【你说服了近乎半数的村民自我牺牲,布下了陷阱,一举坑杀了北境十三寇。】
【十三寇死了,但那些村民,以及你们的村子,也都陷入了火海之中。】
【将十三寇首操纵为打手之后,你决定离开这里,但就在此刻,陌生的气息随风而至。】
【为了避免节外生枝,你加快了离去的速度,然而—一】
嗖!
那声音极细极锐,细到几乎被夜风吞没,锐到仿佛能割裂空气本身。
来得毫无征兆,象是从夜色深处凭空生长出来的一道杀意。
宁长生没有看见箭,甚至来不及思考。
操控的行尸已横移而至,以身作盾,挡在身前,噗的一声闷响,箭矢贯入那具早已死透的躯壳,尾羽兀自震颤,嗡嗡低鸣。
暗处传来一声轻咦。
“————操纵亡尸?”那声音里带着几分意外,随即沉了下来,“果然非是善类。

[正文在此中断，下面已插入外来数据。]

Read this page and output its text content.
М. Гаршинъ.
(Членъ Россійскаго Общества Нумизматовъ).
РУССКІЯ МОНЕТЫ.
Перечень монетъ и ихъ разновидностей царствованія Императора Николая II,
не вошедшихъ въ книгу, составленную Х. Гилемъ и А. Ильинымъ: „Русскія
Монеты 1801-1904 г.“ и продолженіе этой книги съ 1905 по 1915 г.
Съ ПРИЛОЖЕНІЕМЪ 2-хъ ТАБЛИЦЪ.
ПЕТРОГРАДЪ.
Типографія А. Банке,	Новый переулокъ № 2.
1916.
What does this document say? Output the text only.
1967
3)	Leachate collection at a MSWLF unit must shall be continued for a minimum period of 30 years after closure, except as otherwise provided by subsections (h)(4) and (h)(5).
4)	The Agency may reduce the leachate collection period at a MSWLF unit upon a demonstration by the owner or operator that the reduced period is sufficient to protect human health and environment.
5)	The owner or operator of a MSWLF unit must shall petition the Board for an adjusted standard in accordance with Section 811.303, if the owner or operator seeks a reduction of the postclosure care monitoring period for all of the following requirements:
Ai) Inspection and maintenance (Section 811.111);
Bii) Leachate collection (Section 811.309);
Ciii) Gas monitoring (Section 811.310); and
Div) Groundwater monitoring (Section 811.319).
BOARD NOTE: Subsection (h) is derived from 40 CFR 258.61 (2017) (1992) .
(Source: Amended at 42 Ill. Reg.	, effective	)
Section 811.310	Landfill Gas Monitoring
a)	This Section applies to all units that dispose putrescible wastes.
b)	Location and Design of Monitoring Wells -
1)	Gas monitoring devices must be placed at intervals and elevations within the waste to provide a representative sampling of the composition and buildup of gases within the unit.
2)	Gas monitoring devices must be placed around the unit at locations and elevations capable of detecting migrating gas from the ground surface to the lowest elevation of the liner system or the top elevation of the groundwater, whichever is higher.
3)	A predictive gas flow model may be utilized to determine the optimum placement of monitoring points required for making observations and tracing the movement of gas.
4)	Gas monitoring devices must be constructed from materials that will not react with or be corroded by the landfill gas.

再来,我看你能挡几箭!”
弓弦再响。
“姑娘且慢!”
宁长生开口,语速极快。
毕竟这种距离下,稍慢一瞬,便可能再没有开口的机会。
“这具尸体乃是北境十三寇之首,十三寇今夜已尽数复亡,此人也被我炼制成傀儡,日后行侠仗义,扶危济困,赎前尘之罪。”
“恩?”暗处之人闻言,片刻后又道:“巧言令色,这般的话任谁都能讲,而且若是他是十三寇的头领,死在这里,那村子那边的火又是怎么回事?”
宁长生心中一定。
肯问,便有得谈。
“此事说来话长。”他放缓了语调,“若要用两个字来收束”
“无奈。”
夜风悄然,宁长生便将先前一众村民不惜牺牲自己入局,拖十三寇进火海,保全家人的事情妮妮道出,详情种种,令人不由唏嘘。
暗处之人听罢,沉默良久。
再开口时,那声音里已带了几分说不清的情绪,象是愤怒,又象是某种不甘。
“你————所以你是说,半数村民皆是你排布牺牲?”
顿了顿。
“你之作为,与他们这些刽子手,又有什么区别!”
箭尖再指。
宁长生看着感受到那一阵隐匿的杀意,忽然有些想笑。
这是哪里来的这么天真的大小姐。
可眼下,他不能笑。
“若我不如此,举村上下,男女老幼,今夜便没有半个活口,如今呢?尚有半数人活着,村子没了,可以再建,人没了,才是真正的一无所有。”
“可我们分明已在路上!”那声音陡然拔高,“只需再多一点时间”
宁长生心头一跳。
我们,这是还有同伙?
“那请问这位大侠,”他截断对方的话,声音依旧不疾不徐,“我们如何知晓呢?谁又能告诉我们,援军已在路上?村中百姓,难道就只能坐以待毙?”
“可是一”
“没有可是。”宁长生摇了摇头,“我排布一切,只为村中之人能活,仅此而已。”
“若大侠仍旧认为我滥杀无辜”
“那我只能坦然受之。”
沉默。
长久的沉默。
终于,暗处有了动静。
透着淡淡月光看下,却是一红发少女,容貌姣好,身材曼妙,衣着大胆眼神清澈,此刻却满是复杂的神色。
“我不管了。”她收了小弩,语气里带着几分赌气的意味,“把你抓回去见大哥,看他怎么处置你,现在跟我走。”
宁长生看着她那副模样,心中微微摇头。
真是好拐。
“自然无妨。”他抬手挥了挥,那具行尸便僵在原地,不再跟随,“为表诚意,我可以孤身前往,但有一事,需事先说明。
“什么事?”
宁长生转头,望向村子的方向。
“关于村民————”
当宁长生同持弩的红发少女返回村子时,大火已然熄灭。
那些侥幸活下来的村民,正三三两两在废墟间翻找。
有人刨出一截焦黑的木梁,有人从瓦砾中拖出半具烧得面目全非的尸骸,没有人哭,或许已经哭干了,或许连哭的力气都已耗尽。
然后有人看见了宁长生。
最先发现他的是个妇人,头发烧去了大半,脸上全是烟熏的痕迹。
她盯着宁长生,那张被火燎得发红的面容上,表情从茫然变成惊愕,又从惊愕变成某种近乎狰狞的仇恨。
“是他!”一声尖叫,响彻夜色。